CMS Work Requirement Rule Sets 2027 Deadline, Putting Idaho’s Medicaid Law in Federal Focus
Federal Agency Publishes Implementation Guidance for Medicaid Work Rules
The Centers for Medicare & Medicaid Services this week released an interim rule spelling out how states must document employment status for adults enrolled in Medicaid, establishing a hard deadline of January 1, 2027, for full compliance. The guidance covers roughly 20 million adults who gained Medicaid eligibility through expansion under the Affordable Care Act.
To satisfy the new mandate, expansion enrollees must show at least 80 hours each month of work, formal schooling, vocational training, or community service. The rule carves out exceptions for people classified as medically frail and for current students.
Idaho Enacted Its Own Work Verification Law Earlier This Year
Idaho moved ahead of the federal timeline when Governor Brad Little signed House Bill 913 into law this year. That statute requires Medicaid applicants to show a three-month employment history before coverage begins and compels current enrollees to verify their employment status on a twice-yearly basis.
About 80,000 Idaho residents receive benefits through the state’s Medicaid expansion. Projections from state analysts indicate the verification process could strip coverage from as many as 34,000 of those individuals — roughly 44 percent of Idaho’s expansion population — depending on enforcement and the scope of exemptions applied.
State administrators will now need to evaluate whether Idaho’s existing framework satisfies the CMS interim rule or whether additional adjustments are required before the federal deadline arrives.

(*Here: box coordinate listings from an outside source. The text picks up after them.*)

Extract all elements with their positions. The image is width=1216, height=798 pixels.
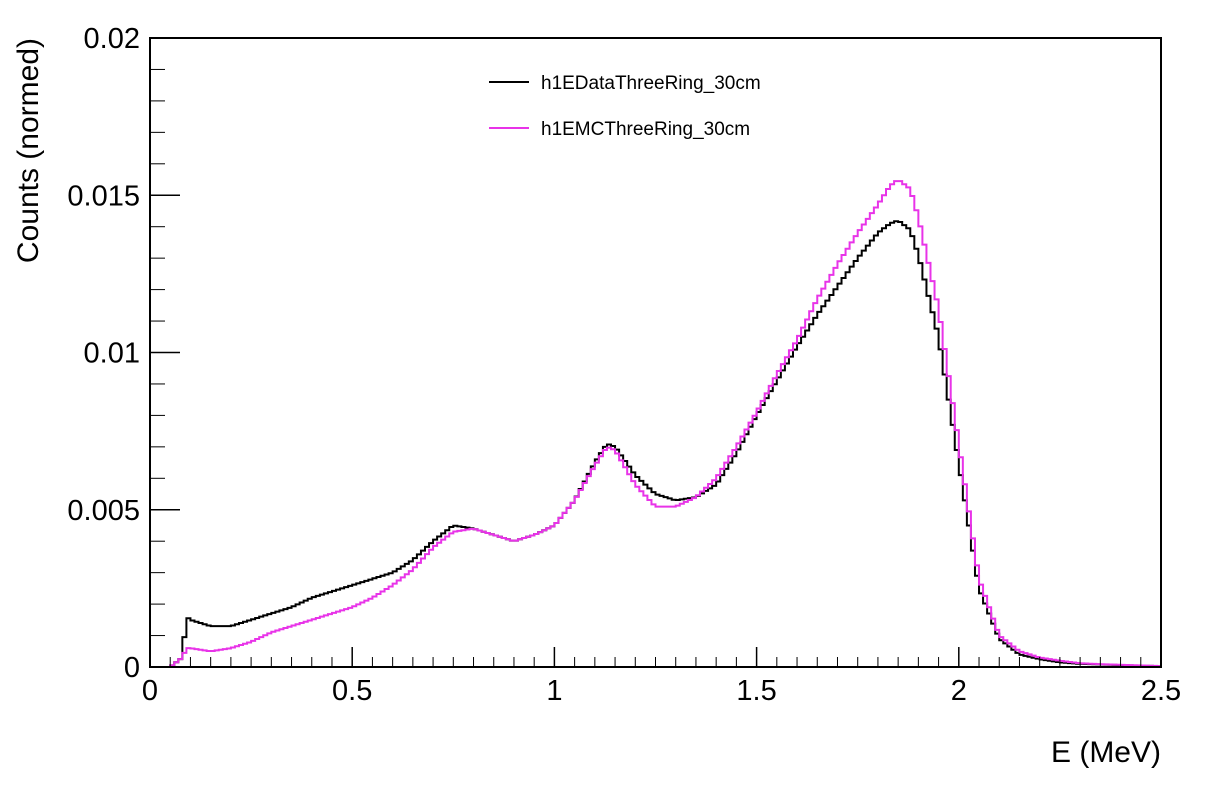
series-layer [150, 180, 1161, 668]
y-axis-title: Counts (normed) [12, 38, 45, 263]
y-tick-label: 0.02 [84, 23, 140, 55]
ticks-layer: 0 0.5 1 1.5 2 2.5 0 0.005 0.01 0.015 0.02 [67, 23, 1181, 707]
series-mc-line [150, 180, 1161, 668]
x-tick-label: 1.5 [736, 675, 776, 707]
x-tick-label: 2.5 [1141, 675, 1181, 707]
legend-label-data: h1EDataThreeRing_30cm [541, 73, 761, 94]
y-tick-label: 0.005 [67, 495, 140, 527]
x-tick-label: 0 [142, 675, 158, 707]
legend-label-mc: h1EMCThreeRing_30cm [541, 119, 750, 140]
x-tick-label: 2 [951, 675, 967, 707]
y-tick-label: 0 [124, 652, 140, 684]
y-tick-label: 0.015 [67, 180, 140, 212]
y-tick-label: 0.01 [84, 338, 140, 370]
x-axis-title: E (MeV) [1051, 736, 1161, 769]
x-tick-label: 0.5 [332, 675, 372, 707]
legend: h1EDataThreeRing_30cm h1EMCThreeRing_30c… [489, 73, 761, 140]
x-tick-label: 1 [546, 675, 562, 707]
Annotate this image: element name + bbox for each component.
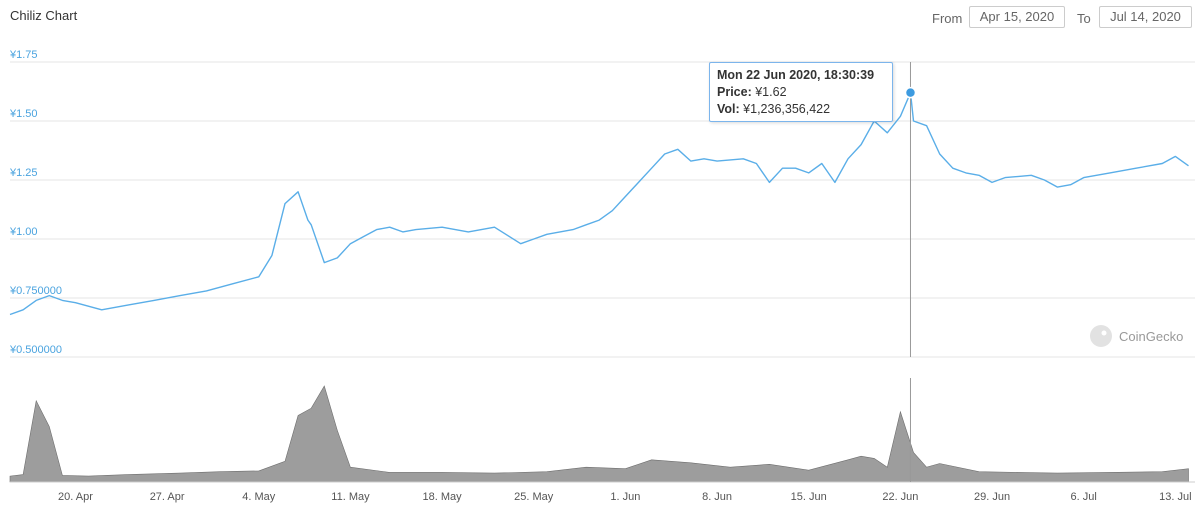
- y-tick-label: ¥0.500000: [9, 344, 62, 356]
- tooltip-vol-value: ¥1,236,356,422: [743, 102, 831, 116]
- y-tick-label: ¥1.50: [9, 108, 38, 120]
- x-tick-label: 13. Jul: [1159, 491, 1191, 503]
- x-tick-label: 11. May: [331, 491, 370, 503]
- x-tick-label: 4. May: [242, 491, 276, 503]
- tooltip-price-value: ¥1.62: [755, 85, 787, 99]
- tooltip-price-label: Price:: [717, 85, 752, 99]
- from-label: From: [932, 11, 963, 26]
- tooltip-vol-label: Vol:: [717, 102, 740, 116]
- x-tick-label: 6. Jul: [1071, 491, 1097, 503]
- x-tick-label: 1. Jun: [610, 491, 640, 503]
- x-tick-label: 15. Jun: [791, 491, 827, 503]
- tooltip: Mon 22 Jun 2020, 18:30:39 Price: ¥1.62 V…: [709, 62, 893, 122]
- x-tick-label: 18. May: [423, 491, 463, 503]
- x-tick-label: 29. Jun: [974, 491, 1010, 503]
- from-date-input[interactable]: Apr 15, 2020: [969, 6, 1065, 28]
- to-label: To: [1077, 11, 1091, 26]
- y-tick-label: ¥1.75: [9, 49, 38, 61]
- x-tick-label: 27. Apr: [150, 491, 185, 503]
- hover-marker: [904, 86, 917, 99]
- y-tick-label: ¥1.00: [9, 226, 38, 238]
- x-tick-label: 20. Apr: [58, 491, 93, 503]
- to-date-input[interactable]: Jul 14, 2020: [1099, 6, 1192, 28]
- coingecko-watermark: CoinGecko: [1090, 325, 1183, 347]
- coingecko-eye-icon: [1101, 330, 1107, 336]
- price-line: [9, 92, 1189, 316]
- tooltip-date: Mon 22 Jun 2020, 18:30:39: [717, 68, 875, 82]
- x-tick-label: 22. Jun: [882, 491, 918, 503]
- x-tick-label: 25. May: [514, 491, 554, 503]
- volume-area: [9, 385, 1189, 483]
- coingecko-logo-icon: [1090, 325, 1112, 347]
- chart-title: Chiliz Chart: [10, 8, 78, 23]
- watermark-text: CoinGecko: [1119, 329, 1183, 344]
- y-tick-label: ¥0.750000: [9, 285, 62, 297]
- x-tick-label: 8. Jun: [702, 491, 732, 503]
- y-tick-label: ¥1.25: [9, 167, 38, 179]
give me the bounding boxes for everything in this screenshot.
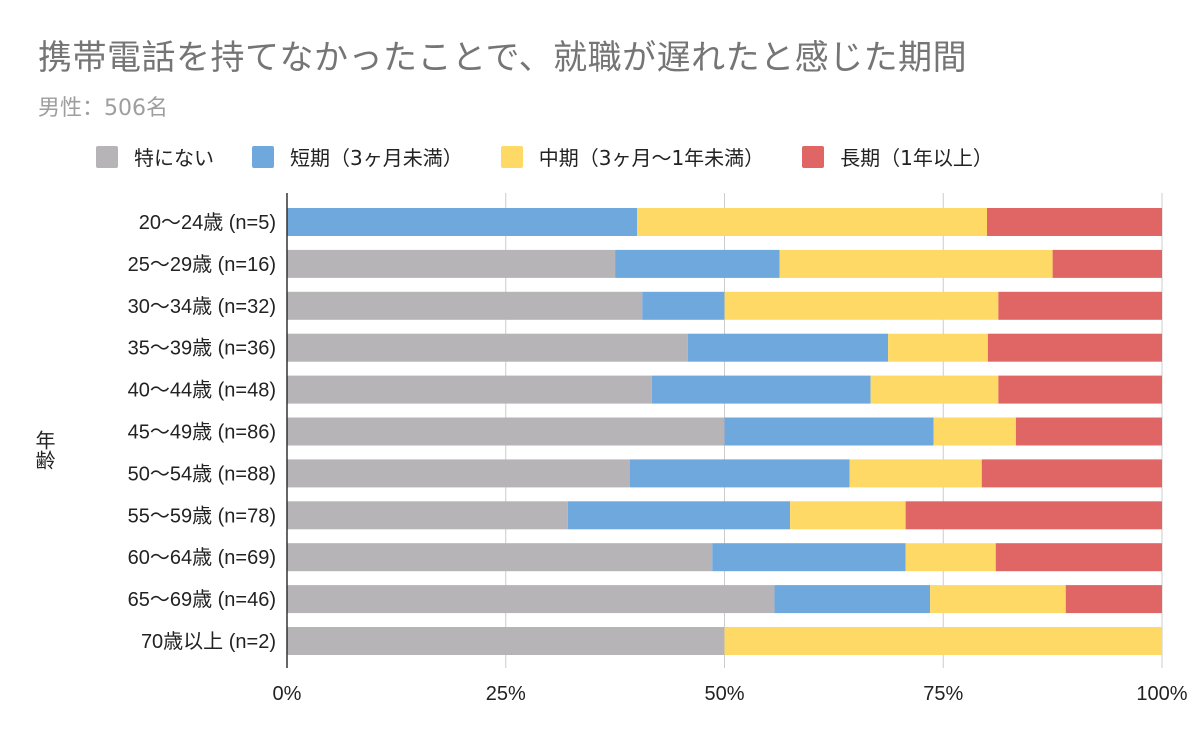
bar-segment <box>567 501 791 530</box>
x-tick-label: 100% <box>1136 683 1187 705</box>
legend-item-none[interactable]: 特にない <box>96 142 214 171</box>
bar-segment <box>998 291 1162 320</box>
y-tick-label: 35〜39歳 (n=36) <box>128 337 276 360</box>
bar-segment <box>981 459 1162 488</box>
bar-segment <box>987 208 1162 236</box>
y-tick-label: 20〜24歳 (n=5) <box>139 211 276 234</box>
bar-segment <box>287 291 643 320</box>
bar-segment <box>790 501 906 530</box>
y-tick-label: 30〜34歳 (n=32) <box>128 295 276 318</box>
chart-subtitle: 男性：506名 <box>38 96 168 121</box>
x-tick-label: 0% <box>273 683 302 705</box>
legend-item-short[interactable]: 短期（3ヶ月未満） <box>252 142 463 171</box>
x-tick-label: 50% <box>704 683 744 705</box>
bar-segment <box>287 459 630 488</box>
bar-segment <box>849 459 982 488</box>
y-tick-label: 25〜29歳 (n=16) <box>128 253 276 276</box>
bar-segment <box>905 543 996 572</box>
y-tick-label: 65〜69歳 (n=46) <box>128 588 276 611</box>
bar-segment <box>287 627 725 655</box>
bar-segment <box>1052 249 1162 278</box>
legend-item-long[interactable]: 長期（1年以上） <box>802 142 993 171</box>
bar-segment <box>287 249 616 278</box>
bar-segment <box>998 375 1162 404</box>
bar-segment <box>287 333 688 362</box>
legend-swatch <box>500 145 523 168</box>
bar-segment <box>687 333 889 362</box>
bar-segment <box>287 501 568 530</box>
y-tick-label: 50〜54歳 (n=88) <box>128 462 276 485</box>
bar-segment <box>651 375 871 404</box>
x-tick-label: 75% <box>923 683 963 705</box>
bar-segment <box>630 459 850 488</box>
bar-segment <box>888 333 988 362</box>
bar-segment <box>287 417 725 446</box>
bar-segment <box>1015 417 1162 446</box>
bar-segment <box>642 291 725 320</box>
bar-segment <box>724 291 999 320</box>
bar-segment <box>724 417 934 446</box>
legend: 特にない 短期（3ヶ月未満） 中期（3ヶ月〜1年未満） 長期（1年以上） <box>96 142 1031 171</box>
bar-segment <box>774 585 931 614</box>
bar-segment <box>287 585 775 614</box>
legend-swatch <box>96 145 118 168</box>
legend-label: 短期（3ヶ月未満） <box>290 146 463 170</box>
bar-segment <box>779 249 1053 278</box>
legend-swatch <box>252 145 274 168</box>
y-tick-label: 40〜44歳 (n=48) <box>128 379 276 402</box>
bar-segment <box>724 627 1162 655</box>
bar-segment <box>995 543 1162 572</box>
bar-segment <box>933 417 1016 446</box>
legend-label: 中期（3ヶ月〜1年未満） <box>538 146 765 170</box>
bar-segment <box>870 375 999 404</box>
bar-segment <box>287 208 637 236</box>
chart-title: 携帯電話を持てなかったことで、就職が遅れたと感じた期間 <box>38 38 968 78</box>
y-tick-label: 60〜64歳 (n=69) <box>128 546 276 569</box>
legend-swatch <box>802 145 825 168</box>
bar-segment <box>615 249 780 278</box>
bar-segment <box>287 543 713 572</box>
bar-segment <box>1065 585 1162 614</box>
y-tick-label: 45〜49歳 (n=86) <box>128 421 276 444</box>
y-tick-label: 55〜59歳 (n=78) <box>128 504 276 527</box>
y-axis-title: 年齢 <box>32 430 56 470</box>
bar-segment <box>930 585 1066 614</box>
bar-segment <box>987 333 1162 362</box>
y-tick-label: 70歳以上 (n=2) <box>141 630 276 653</box>
bar-segment <box>637 208 987 236</box>
legend-label: 特にない <box>134 146 214 170</box>
bar-segment <box>712 543 906 572</box>
bar-segment <box>905 501 1162 530</box>
legend-item-mid[interactable]: 中期（3ヶ月〜1年未満） <box>500 142 765 171</box>
bar-segment <box>287 375 652 404</box>
legend-label: 長期（1年以上） <box>840 146 993 170</box>
x-tick-label: 25% <box>486 683 526 705</box>
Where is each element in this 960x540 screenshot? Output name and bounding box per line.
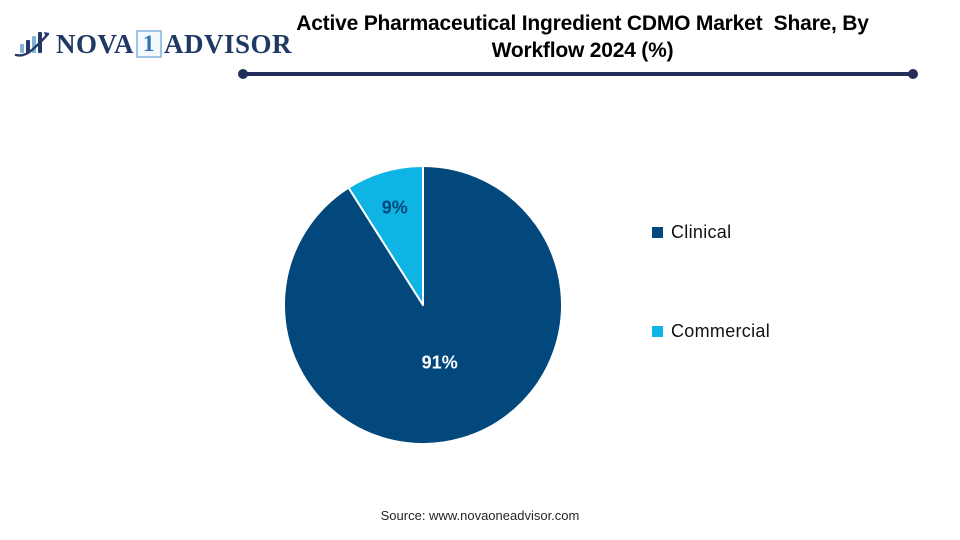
legend-swatch-commercial <box>652 325 663 337</box>
brand-logo: NOVA 1 ADVISOR <box>14 28 292 60</box>
underline-right-dot <box>908 69 918 79</box>
legend-label-commercial: Commercial <box>671 320 771 341</box>
brand-name: NOVA 1 ADVISOR <box>56 29 292 60</box>
legend-item-clinical: Clinical <box>652 220 731 244</box>
underline-line <box>243 72 913 76</box>
pie-slice-label-clinical: 91% <box>422 352 458 372</box>
title-underline <box>238 68 918 80</box>
pie-chart-area: 91% 9% <box>281 163 565 447</box>
legend-label-clinical: Clinical <box>671 221 732 242</box>
legend-swatch-clinical <box>652 226 663 238</box>
chart-title: Active Pharmaceutical Ingredient CDMO Ma… <box>296 12 869 62</box>
brand-name-part2: ADVISOR <box>164 28 293 59</box>
pie-chart: 91% 9% <box>283 165 563 445</box>
pie-slice-commercial <box>347 165 424 306</box>
pie-slice-label-commercial: 9% <box>382 198 408 218</box>
legend-item-commercial: Commercial <box>652 319 770 343</box>
bar-chart-growth-icon <box>14 32 50 57</box>
brand-one-badge: 1 <box>136 30 163 58</box>
brand-name-part1: NOVA <box>56 28 135 59</box>
source-note: Source: www.novaoneadvisor.com <box>380 508 580 523</box>
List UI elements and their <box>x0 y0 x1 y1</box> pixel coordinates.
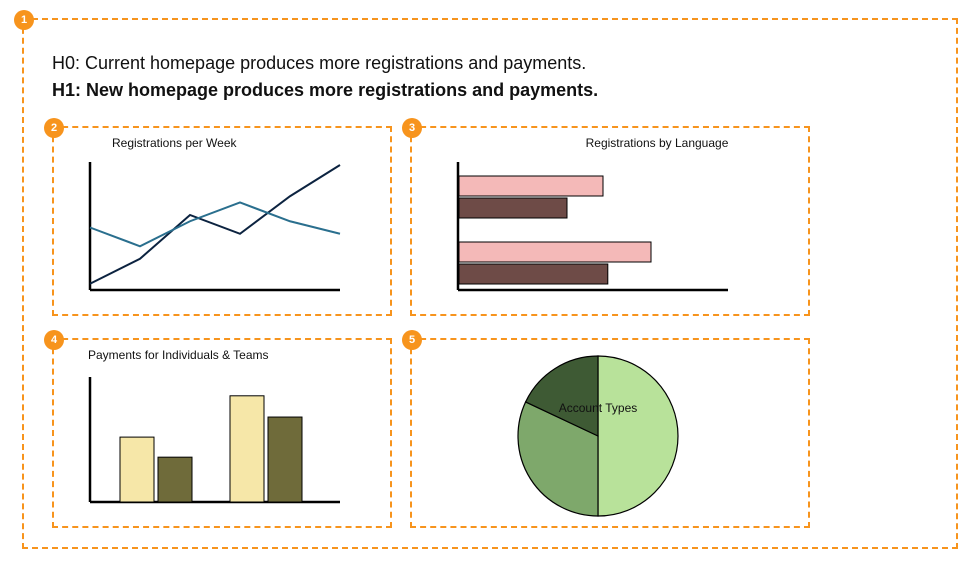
chart-payments <box>70 362 378 517</box>
chart-title-reg-week: Registrations per Week <box>112 136 378 150</box>
chart-reg-by-lang <box>428 150 796 305</box>
hypothesis-h0: H0: Current homepage produces more regis… <box>52 50 928 77</box>
badge-5: 5 <box>402 330 422 350</box>
outer-container: 1 H0: Current homepage produces more reg… <box>22 18 958 549</box>
chart-title-reg-lang: Registrations by Language <box>518 136 796 150</box>
chart-grid: 2 Registrations per Week 3 Registrations… <box>52 126 928 528</box>
panel-reg-per-week: 2 Registrations per Week <box>52 126 392 316</box>
chart-title-payments: Payments for Individuals & Teams <box>88 348 378 362</box>
panel-reg-by-lang: 3 Registrations by Language <box>410 126 810 316</box>
panel-payments: 4 Payments for Individuals & Teams <box>52 338 392 528</box>
panel-account-types: 5 Account Types <box>410 338 810 528</box>
badge-4: 4 <box>44 330 64 350</box>
badge-3: 3 <box>402 118 422 138</box>
svg-text:Account Types: Account Types <box>559 401 638 415</box>
hypotheses-block: H0: Current homepage produces more regis… <box>52 50 928 104</box>
chart-account-types: Account Types <box>428 348 796 518</box>
badge-1: 1 <box>14 10 34 30</box>
chart-reg-per-week <box>70 150 378 305</box>
badge-2: 2 <box>44 118 64 138</box>
hypothesis-h1: H1: New homepage produces more registrat… <box>52 77 928 104</box>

Administration and Critics Offer Sharply Different Assessments
CMS Director Dr. Mehmet Oz defended the policy as a pathway to self-sufficiency. “This rule helps Americans build skills and independence through work, education, job training, or community service, creating new opportunities for themselves and their families,” he said in an accompanying statement.
A bloc of six Democratic governors formally asked the Trump administration last week to slow the rollout. Oregon Governor Tina Kotek articulated the coalition’s core concern: “States are being asked to carry out a complicated federal mandate without clear rules, without enough time, and with the risk that eligible people lose health care because of paperwork problems and system failures.”
Arkansas Experience Clouds the Policy Debate
Arkansas was the first state to put Medicaid work requirements into practice, doing so in 2018. Before a federal judge stepped in to stop the program less than a year later, around 18,000 adults in the state had already lost their coverage. Research conducted after the program’s suspension found no evidence that the requirements produced measurable employment gains among those subject to them.
The new federal rule reaches across the 40 states — along with the District of Columbia — that expanded Medicaid eligibility; two additional states carried out partial expansions. According to the Kaiser Family Foundation, expansion enrollees make up approximately 30 percent of the entire Medicaid population. The Urban Institute has estimated that between 3 million and 7 million people nationally could lose coverage once work requirements are in force, a range that reflects uncertainty about how individual states will administer exemptions and handle verification failures.
What Comes Next for Idaho and Other States
With the interim rule now in effect, state health agencies face an 18-month window to build or update eligibility systems capable of processing work verification on the scale required. Idaho’s Department of Health and Welfare will need to determine how closely House Bill 913 aligns with the federal framework and whether any gaps require legislative or administrative remedies before the 2027 effective date.
Even states broadly supportive of work requirements have flagged the compressed implementation window as an administrative challenge. How Idaho resolves any differences between its own statute and the CMS standard could determine how many of the roughly 80,000 affected residents remain covered when the requirements take hold.